Una búsqueda en Google le habría dicho mucho más. Pero había visto (o más bien no había visto) suficiente en los periódicos para sospechar que Jones estaba oculto en alguna parte y que Zula, si continuaba viva, estaba todavía con él.
En cuanto a Olivia, esperaba y confiaba en que hubiera encontrado el camino de vuelta a casa y fuera capaz de olvidarlo. Allá en Kinmen se sintió tranquilizado al ver una especie de recelo inteligente en su rostro. «No me puedo creer que me esté tirando a este tío.» Por otra parte, él se habría preocupado si ella le hubiera dirigido miraditas esperanzadas o adoradoras. Ahora que llevaban algún tiempo separados, la mente racional de Olivia debía de haberse hecho ya con el control de la parte de su cerebro que encontraba atractivo a un hombre como Sokolov y habría vuelto a encaminarla a un rumbo seguro y razonable.
Sokolov no se sentía completamente feliz al respecto. En otras circunstancias, tal vez, habría merecido la pena intentarlo. Lástima que fuera imposible. No tan triste como muchas otras cosas en este mundo.
Las paredes del bungaló eran finas, y bajo el siseo de la ducha pudo oír la voz de Igor como una especie de murmullo incomprensible, difícil de distinguir excepto cuando pronunciaba palabras claras como «Da, da!». Durante los intervalos en que Igor guardaba silencio, Sokolov no oía nada por parte de Vlad. Al parecer, Igor hablaba con alguien por teléfono. No era sorprendente, y, de hecho, Sokolov fingía estar dándose una ducha precisamente para darle a Igor una oportunidad para hacer su próximo movimiento: intentar matarlo, o bien llamar a la gente de su red y empezar a difundir la noticia.

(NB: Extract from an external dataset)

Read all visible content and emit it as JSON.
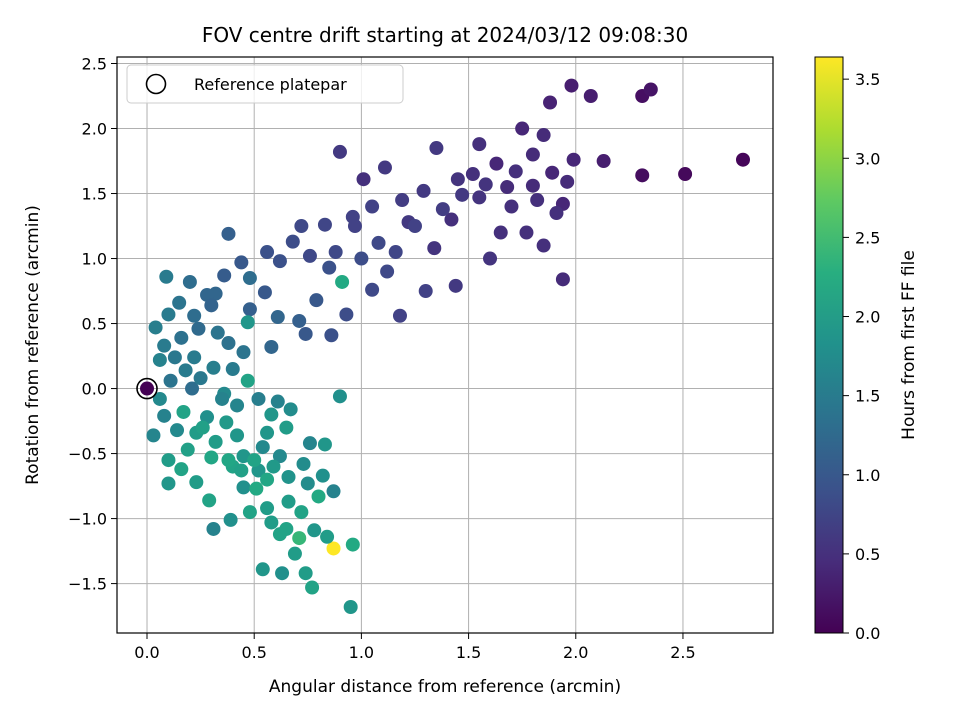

Cerró la ducha, abrió el grifo, sacó de su mochila una cuchilla desechable y se afeitó usando un trozo de jabón que habían dejado en el borde del lavabo. Mantuvo la Makarov a mano. Pero si fueran a hacerlo, lo habrían hecho cuando pensaban que estaba en la ducha.
Mientras se afeitaba, oyó a Igor hacer otra llamada telefónica, esta en inglés. Igor parecía estar pidiendo una pizza a Domino’s.

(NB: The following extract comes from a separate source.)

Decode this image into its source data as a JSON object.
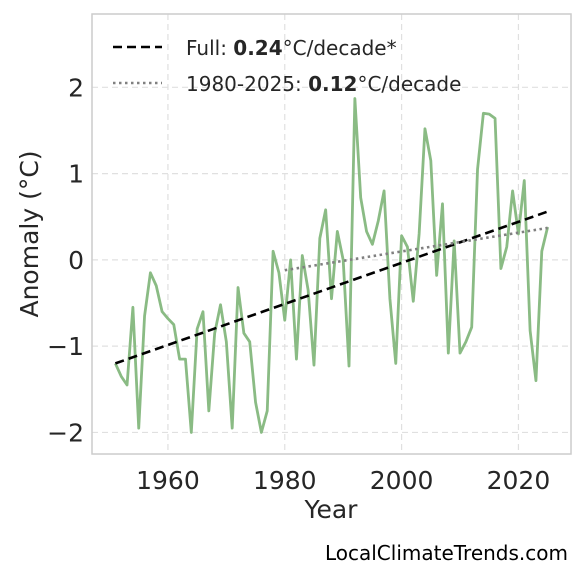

No era la acción que cabía esperar de un hombre que estaba a punto de asesinar a su invitado, así que en cierto modo Sokolov se relajó un poco. No obstante, eso planteó nuevas preguntas. ¿Por qué mostraba ahora Igor hospitalidad? Cualquier hombre en su sano juicio querría a Sokolov fuera de su casa lo antes posible. ¿Le había ordenado alguien por teléfono que lo entretuviera? ¿Que lo hiciera quedarse en la casa hasta que pudieran enviar a alguien a tratar con él?